Questions we hear from teams

How do I handle stateful sessions during migration?
Eliminate stateful sessions by externalizing session state (Redis/Memcached) and using short TTLs. During cutover, reduce stickiness TTL to seconds or disable it. Drain old pods with connection max age and preStop hooks to close sessions gracefully.
What if my database can’t support CDC?
Use native logical replication where possible (Postgres, MySQL).
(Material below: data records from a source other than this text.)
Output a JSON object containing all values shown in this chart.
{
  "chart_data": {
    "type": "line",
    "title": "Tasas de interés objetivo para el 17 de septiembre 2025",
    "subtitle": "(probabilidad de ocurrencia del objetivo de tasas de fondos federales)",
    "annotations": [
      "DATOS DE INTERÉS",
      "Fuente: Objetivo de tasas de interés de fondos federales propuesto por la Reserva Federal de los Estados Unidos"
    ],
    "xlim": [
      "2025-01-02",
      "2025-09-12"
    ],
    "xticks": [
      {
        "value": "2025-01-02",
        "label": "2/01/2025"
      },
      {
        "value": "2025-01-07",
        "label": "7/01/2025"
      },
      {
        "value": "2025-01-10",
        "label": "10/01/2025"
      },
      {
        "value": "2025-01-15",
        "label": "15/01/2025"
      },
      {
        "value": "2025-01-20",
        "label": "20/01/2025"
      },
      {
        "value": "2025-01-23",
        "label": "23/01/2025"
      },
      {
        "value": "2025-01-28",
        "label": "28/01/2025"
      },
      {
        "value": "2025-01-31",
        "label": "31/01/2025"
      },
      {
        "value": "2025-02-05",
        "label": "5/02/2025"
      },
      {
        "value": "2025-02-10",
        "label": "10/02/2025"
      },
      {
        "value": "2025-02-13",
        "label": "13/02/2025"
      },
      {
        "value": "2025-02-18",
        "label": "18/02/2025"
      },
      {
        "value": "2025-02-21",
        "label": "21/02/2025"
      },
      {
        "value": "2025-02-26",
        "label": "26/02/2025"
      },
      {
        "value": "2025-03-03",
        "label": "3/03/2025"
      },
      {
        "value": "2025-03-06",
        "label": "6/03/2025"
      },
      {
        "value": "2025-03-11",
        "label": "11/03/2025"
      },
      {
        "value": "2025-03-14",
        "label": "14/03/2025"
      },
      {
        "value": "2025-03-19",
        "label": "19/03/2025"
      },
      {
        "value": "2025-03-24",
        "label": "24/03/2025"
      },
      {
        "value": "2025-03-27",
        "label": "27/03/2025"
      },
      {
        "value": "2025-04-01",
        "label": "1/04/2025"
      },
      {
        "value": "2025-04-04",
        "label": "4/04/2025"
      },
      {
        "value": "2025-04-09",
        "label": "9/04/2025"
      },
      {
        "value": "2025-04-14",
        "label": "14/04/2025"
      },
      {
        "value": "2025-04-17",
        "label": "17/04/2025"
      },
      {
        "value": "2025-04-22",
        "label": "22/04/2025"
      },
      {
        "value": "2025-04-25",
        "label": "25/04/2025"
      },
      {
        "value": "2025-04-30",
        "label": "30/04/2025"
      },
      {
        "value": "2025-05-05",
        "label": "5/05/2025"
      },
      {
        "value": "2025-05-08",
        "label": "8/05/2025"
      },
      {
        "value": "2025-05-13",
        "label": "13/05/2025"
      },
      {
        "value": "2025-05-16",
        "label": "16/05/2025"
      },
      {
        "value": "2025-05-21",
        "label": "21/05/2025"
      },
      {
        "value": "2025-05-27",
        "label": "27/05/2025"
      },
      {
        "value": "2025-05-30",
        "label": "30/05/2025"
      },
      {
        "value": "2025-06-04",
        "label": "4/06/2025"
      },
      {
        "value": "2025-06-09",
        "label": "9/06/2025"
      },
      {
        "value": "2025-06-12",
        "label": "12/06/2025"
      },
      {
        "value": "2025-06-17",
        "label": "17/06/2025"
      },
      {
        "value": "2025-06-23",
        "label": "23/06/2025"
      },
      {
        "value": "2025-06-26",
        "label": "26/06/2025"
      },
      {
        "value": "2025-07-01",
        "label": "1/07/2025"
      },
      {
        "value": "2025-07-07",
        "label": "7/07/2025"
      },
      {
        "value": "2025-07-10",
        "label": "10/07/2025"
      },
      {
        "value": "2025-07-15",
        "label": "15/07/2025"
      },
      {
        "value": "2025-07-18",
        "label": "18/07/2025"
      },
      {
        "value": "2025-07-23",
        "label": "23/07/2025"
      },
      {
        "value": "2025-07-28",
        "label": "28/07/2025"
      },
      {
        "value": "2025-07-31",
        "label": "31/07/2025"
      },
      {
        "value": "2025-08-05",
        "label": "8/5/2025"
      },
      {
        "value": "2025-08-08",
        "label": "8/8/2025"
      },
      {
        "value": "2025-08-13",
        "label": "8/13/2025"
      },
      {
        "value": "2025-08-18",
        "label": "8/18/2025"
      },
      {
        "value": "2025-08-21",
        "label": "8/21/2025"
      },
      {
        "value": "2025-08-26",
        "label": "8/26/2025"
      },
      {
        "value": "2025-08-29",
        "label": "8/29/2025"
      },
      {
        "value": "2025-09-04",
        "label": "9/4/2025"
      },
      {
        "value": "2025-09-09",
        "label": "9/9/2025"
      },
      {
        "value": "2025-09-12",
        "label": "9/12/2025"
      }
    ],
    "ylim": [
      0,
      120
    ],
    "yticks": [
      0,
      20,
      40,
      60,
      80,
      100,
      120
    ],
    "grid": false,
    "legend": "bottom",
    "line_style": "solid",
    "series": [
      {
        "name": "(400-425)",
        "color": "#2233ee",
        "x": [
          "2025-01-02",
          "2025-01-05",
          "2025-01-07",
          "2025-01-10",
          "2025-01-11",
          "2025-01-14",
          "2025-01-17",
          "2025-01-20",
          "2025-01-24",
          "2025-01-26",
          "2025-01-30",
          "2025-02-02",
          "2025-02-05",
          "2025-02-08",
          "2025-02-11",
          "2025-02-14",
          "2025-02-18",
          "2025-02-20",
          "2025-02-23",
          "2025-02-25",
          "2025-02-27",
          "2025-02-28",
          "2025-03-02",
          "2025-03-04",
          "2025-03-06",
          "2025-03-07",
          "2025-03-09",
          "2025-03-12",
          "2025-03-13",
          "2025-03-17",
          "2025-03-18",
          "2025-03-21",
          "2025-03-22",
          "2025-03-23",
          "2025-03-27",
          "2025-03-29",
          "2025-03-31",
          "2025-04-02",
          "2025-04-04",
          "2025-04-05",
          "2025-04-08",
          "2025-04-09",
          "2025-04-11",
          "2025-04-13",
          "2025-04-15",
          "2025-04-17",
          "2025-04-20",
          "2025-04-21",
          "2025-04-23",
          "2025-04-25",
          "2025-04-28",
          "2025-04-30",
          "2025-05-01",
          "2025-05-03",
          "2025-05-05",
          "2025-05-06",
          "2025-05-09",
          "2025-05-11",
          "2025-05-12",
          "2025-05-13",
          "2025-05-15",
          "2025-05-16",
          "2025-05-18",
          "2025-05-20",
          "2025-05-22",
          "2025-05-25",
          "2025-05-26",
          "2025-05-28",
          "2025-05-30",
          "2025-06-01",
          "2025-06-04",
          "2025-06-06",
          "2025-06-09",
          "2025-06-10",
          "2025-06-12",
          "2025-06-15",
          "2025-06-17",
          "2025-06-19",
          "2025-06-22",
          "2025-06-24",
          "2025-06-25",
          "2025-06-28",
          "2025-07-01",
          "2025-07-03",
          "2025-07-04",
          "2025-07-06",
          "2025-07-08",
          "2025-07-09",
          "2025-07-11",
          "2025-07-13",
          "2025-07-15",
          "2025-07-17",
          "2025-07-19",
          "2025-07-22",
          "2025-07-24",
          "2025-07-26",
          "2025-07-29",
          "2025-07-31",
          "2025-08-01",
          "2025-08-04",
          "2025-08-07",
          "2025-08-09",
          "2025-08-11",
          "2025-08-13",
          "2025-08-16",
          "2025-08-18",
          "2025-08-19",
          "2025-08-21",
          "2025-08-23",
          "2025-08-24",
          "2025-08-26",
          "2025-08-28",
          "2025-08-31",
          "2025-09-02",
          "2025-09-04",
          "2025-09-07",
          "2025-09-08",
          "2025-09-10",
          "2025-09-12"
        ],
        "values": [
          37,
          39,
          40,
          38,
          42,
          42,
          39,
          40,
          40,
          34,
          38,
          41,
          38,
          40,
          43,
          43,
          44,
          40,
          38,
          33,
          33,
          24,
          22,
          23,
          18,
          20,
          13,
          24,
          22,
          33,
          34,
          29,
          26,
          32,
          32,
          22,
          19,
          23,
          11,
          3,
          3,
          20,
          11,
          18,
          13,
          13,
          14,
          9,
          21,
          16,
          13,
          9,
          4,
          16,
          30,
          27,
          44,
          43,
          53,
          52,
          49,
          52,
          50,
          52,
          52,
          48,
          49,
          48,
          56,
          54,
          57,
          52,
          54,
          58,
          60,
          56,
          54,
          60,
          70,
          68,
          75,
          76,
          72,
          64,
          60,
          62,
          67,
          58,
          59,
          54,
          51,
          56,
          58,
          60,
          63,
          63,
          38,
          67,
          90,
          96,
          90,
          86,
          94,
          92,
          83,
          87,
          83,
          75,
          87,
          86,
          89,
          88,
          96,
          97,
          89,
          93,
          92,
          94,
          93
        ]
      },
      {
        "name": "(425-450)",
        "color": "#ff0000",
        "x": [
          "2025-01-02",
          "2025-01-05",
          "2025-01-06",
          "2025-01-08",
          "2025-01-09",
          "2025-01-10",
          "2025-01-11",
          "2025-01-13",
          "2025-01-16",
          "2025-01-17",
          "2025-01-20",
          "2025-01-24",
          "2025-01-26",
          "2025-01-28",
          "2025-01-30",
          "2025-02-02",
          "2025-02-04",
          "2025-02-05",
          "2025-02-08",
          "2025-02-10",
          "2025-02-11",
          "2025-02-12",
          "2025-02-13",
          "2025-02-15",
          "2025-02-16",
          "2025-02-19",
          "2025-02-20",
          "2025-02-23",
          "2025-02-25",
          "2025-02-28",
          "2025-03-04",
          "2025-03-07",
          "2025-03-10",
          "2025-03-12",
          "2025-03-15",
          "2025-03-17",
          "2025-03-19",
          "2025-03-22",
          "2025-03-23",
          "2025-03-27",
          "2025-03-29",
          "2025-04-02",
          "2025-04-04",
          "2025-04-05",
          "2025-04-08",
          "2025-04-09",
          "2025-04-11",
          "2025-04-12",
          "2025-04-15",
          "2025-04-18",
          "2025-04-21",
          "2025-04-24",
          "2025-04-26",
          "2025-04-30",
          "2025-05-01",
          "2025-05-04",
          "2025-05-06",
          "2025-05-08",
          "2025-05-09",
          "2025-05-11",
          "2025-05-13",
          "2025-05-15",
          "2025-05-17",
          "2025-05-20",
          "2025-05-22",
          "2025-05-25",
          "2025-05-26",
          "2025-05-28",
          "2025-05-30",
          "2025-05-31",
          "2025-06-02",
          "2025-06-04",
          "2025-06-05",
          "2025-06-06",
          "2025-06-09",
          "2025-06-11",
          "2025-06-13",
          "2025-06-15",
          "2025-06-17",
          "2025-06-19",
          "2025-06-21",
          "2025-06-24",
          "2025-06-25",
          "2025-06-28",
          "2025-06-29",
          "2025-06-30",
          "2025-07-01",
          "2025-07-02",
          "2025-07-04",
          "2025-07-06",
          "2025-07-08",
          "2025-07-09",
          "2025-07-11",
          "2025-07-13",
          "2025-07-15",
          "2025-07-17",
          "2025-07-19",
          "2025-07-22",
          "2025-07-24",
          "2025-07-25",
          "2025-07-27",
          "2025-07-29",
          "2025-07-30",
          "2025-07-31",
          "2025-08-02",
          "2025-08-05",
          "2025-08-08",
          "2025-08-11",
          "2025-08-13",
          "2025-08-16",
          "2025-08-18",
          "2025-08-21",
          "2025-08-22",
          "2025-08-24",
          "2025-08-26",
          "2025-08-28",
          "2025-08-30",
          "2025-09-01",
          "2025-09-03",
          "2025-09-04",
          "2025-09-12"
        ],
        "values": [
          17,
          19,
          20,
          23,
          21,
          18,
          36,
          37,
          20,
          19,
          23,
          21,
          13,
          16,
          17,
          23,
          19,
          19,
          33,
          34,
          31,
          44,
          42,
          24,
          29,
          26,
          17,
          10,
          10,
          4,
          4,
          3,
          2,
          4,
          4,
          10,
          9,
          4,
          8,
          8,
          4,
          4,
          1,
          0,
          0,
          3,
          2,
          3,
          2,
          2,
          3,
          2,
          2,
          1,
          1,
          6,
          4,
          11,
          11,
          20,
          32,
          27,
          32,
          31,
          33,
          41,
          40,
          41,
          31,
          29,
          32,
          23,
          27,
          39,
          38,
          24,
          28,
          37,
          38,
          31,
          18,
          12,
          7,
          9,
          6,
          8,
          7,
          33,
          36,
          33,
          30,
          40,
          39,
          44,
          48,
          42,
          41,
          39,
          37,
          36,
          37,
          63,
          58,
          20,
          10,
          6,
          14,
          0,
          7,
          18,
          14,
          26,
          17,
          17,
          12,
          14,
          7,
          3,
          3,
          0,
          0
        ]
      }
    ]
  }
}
If not, schedule chunked backfills with application-level version markers and strictly idempotent writes. Expect a longer soak period and consider a brief read-only window for truly hard edges (rare).
Can I skip feature flags and just deploy the new version?
You can, but then rollback is slow and blunt. Flags make read/write paths and behaviors independently switchable, which shortens MTTR dramatically. If you hate vendor lock-in, use OpenFeature with your provider of choice.
How do I prove readiness to leadership?
Share rehearsal metrics: peak RPS sustained, p95/99 latencies within budget, automated rollback firing in staging, data parity reports with mismatch rates, and the exact runbook with decision points and owners.
What’s the minimum toolset to pull this off?
Kubernetes or a reliable orchestrator, GitOps (ArgoCD/Flux), traffic shaping (Istio/NGINX), observability (Prometheus/Grafana), and a feature flag system. Everything else is optimization.